All that is required by ISIS is that adherents make public oath of fealty to the Islamic State before or during the attacks. We have now seen this in San Bernardino, Calif., where, on Dec. 2, 2015, a married couple inspired by carried out an attack that left 22 dead. Before doing so they posted an oath to Facebook. We also saw this in the case of Elton Simpson, who posted several Tweets before shooting up a cartoon event in Garland, Texas, pledging his allegiance to ISIS. This is another reason law enforcement must be active online.

With the bar for entry so low, law enforcement is now squarely on the front lines. Attackers need not be sophisticated or even coherent in their motives, as we have seen in the ensuing debate about just what Madeen’s motives might have been–religious, social, mental, and so forth. As Calibre Press owner Jim Glennon put it after the San Bernardino attacks: “Everyone in this country is a potential ‘soft target’: people at malls, community gatherings, schools, amusement parks, college campuses, and so on. This places America’s civilian law enforcement on the frontline. … Is this nation prepared for law enforcement to take on that role? Is law enforcement ready to take on that role?”

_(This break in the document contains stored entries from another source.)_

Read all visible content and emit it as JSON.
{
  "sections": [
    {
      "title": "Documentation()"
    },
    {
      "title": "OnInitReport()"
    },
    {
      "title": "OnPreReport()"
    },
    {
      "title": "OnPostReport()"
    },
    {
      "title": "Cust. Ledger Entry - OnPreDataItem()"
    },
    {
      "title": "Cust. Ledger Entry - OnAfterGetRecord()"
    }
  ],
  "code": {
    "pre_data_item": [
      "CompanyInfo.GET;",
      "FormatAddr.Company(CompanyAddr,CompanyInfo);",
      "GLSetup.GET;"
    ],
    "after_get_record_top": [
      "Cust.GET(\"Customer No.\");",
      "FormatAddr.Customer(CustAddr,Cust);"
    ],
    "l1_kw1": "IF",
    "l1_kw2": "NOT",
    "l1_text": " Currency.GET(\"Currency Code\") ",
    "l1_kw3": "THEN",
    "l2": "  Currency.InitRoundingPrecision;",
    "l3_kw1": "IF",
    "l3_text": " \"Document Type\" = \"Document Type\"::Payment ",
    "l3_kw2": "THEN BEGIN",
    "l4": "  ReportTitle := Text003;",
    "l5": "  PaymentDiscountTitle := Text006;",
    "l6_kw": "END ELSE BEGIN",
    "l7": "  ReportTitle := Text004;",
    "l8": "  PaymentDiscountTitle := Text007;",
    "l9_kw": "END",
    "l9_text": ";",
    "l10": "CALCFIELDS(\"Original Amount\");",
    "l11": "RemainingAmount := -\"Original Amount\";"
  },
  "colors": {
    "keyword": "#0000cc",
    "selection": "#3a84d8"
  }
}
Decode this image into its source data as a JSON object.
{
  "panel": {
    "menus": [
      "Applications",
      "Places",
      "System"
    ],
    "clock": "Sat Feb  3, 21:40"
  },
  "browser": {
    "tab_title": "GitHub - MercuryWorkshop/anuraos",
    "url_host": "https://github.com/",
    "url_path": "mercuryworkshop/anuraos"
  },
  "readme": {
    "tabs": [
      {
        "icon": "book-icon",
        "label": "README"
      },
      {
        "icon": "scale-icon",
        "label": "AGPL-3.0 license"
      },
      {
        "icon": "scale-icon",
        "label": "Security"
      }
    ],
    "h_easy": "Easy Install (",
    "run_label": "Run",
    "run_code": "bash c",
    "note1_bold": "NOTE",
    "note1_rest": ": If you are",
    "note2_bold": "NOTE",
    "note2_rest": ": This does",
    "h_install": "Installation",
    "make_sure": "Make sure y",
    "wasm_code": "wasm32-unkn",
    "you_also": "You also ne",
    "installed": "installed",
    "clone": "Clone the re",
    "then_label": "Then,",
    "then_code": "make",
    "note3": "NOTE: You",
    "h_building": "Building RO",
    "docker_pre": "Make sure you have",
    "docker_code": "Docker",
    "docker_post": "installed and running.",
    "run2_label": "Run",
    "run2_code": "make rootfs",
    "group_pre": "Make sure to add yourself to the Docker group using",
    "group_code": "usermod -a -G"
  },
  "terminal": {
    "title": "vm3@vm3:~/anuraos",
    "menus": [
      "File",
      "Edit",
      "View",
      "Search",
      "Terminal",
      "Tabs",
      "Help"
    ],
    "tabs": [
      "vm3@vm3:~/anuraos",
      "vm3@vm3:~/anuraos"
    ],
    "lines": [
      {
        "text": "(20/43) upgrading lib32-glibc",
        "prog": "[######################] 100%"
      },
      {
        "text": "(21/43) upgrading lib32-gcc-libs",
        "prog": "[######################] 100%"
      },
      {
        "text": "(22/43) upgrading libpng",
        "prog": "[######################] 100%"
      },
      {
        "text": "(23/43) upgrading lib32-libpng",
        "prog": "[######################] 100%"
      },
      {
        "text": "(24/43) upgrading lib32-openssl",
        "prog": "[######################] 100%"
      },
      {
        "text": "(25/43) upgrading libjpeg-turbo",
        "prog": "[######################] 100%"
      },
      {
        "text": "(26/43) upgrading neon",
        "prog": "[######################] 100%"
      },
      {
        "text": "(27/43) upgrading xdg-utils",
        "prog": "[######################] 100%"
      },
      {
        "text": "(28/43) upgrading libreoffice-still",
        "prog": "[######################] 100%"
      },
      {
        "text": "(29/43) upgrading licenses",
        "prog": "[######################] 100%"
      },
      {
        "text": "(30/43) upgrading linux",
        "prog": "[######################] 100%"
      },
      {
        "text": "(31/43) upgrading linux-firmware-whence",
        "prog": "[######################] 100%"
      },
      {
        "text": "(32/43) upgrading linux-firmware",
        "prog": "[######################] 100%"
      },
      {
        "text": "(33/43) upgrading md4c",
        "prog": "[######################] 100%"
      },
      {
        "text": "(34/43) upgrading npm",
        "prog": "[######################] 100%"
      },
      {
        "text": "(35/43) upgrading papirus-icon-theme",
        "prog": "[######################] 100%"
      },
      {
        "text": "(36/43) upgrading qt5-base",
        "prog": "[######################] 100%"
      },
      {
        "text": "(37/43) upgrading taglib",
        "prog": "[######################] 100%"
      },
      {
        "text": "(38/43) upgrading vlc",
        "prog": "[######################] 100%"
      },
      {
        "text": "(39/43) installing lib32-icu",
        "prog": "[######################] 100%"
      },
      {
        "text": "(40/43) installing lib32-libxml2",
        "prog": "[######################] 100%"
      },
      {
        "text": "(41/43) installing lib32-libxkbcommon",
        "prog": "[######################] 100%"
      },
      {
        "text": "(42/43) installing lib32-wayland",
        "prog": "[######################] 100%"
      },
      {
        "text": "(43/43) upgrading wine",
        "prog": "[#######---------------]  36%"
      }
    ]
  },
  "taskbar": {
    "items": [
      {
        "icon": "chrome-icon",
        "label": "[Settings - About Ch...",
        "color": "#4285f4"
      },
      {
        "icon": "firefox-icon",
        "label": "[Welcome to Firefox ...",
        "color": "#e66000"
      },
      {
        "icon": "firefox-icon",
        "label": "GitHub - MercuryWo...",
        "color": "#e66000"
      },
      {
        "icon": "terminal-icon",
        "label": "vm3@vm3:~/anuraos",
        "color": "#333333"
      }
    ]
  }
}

Clearly in Orlando police and their allies were poised to respond, placing themselves in grave danger to end the threat and save lives. Police had at their disposal armored vehicles, ballistic helmets and vests, automatic weapons and—most importantly—the training and willingness to use them properly and decisively. Without a kevlar helmet a SWAT officer would almost certainly be dead today. Instead he, a hero, is recuperating in the hospital.